The district court erred in rejecting this pretext evidence. Indeed, the disparity between Galloway’s earlier evaluation of plaintiff and the justifications later given by Galloway are alone sufficient to require a jury determination on pretext. Thus, in Greene, we held that it was sufficient for the employee to show that he had never been told about his alleged deficiencies and had been praised for his performance. 98 *211F.3d at 563-64. Of course, we express no opinion on the proper resolution of this fact question. A jury may find Mr. Galloway very sincere and his explanations cogent and persuasive. But it is a determination that only a jury may make.

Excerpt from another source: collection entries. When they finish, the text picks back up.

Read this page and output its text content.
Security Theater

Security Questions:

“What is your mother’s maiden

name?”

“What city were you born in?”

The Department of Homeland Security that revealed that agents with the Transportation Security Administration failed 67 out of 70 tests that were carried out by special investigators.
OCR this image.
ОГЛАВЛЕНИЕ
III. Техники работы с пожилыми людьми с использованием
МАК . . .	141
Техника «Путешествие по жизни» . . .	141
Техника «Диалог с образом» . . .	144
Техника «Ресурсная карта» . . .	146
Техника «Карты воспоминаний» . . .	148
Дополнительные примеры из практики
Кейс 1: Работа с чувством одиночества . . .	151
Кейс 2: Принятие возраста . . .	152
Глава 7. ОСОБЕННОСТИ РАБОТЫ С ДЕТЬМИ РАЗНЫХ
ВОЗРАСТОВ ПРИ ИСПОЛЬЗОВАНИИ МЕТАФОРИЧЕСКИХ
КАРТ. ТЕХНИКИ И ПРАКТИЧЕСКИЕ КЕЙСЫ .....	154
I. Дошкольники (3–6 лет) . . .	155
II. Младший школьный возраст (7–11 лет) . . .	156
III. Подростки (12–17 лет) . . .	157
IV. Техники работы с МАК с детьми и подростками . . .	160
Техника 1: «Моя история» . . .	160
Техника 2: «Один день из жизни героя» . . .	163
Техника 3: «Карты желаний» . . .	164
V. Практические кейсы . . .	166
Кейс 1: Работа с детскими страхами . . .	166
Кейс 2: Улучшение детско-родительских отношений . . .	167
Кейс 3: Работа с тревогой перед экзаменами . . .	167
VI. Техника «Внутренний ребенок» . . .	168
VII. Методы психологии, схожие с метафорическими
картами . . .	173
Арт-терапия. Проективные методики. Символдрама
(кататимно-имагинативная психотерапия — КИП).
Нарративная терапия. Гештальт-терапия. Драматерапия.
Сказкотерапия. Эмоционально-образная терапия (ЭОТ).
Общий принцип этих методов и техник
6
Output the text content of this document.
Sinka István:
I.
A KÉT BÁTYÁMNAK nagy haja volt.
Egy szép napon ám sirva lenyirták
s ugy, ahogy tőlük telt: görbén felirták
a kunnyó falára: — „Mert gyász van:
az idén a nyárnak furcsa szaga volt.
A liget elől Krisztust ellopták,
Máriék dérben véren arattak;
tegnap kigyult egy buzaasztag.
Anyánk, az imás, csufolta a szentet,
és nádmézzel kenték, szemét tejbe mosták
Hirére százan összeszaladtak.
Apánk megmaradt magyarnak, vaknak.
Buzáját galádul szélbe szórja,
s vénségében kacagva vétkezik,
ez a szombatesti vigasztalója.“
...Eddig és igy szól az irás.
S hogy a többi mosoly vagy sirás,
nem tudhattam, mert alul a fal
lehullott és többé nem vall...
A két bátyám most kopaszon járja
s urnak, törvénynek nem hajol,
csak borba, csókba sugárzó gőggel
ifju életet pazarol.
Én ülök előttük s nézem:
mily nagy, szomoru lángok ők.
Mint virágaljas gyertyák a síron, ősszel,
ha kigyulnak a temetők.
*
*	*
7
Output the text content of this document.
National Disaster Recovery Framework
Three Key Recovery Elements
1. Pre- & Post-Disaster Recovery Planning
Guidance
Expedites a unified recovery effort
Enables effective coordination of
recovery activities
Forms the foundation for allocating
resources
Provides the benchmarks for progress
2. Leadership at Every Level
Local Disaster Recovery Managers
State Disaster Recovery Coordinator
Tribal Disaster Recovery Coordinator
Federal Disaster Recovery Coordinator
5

In sum, we are persuaded that the summary judgment must be reversed and the case must be remanded for further proceedings consistent with this opinion.
IT IS SO ORDERED.
This order and judgment is not binding precedent, except under the doctrines of law of the case, res judicata, and collateral estoppel. It may be cited, however, for its persuasive value consistent with Fed. R.App. P. 32.1 and 10th Cir. R. 32.1.
. A jury is permitted to draw an inference of illegal bias from a finding that the employer's justification is mere pretext. Reeves v. Scinderson Plumbing Products, Inc., 530 U.S. 133, 120 S.Ct. 2097, 147 L.Ed.2d 105 (2000).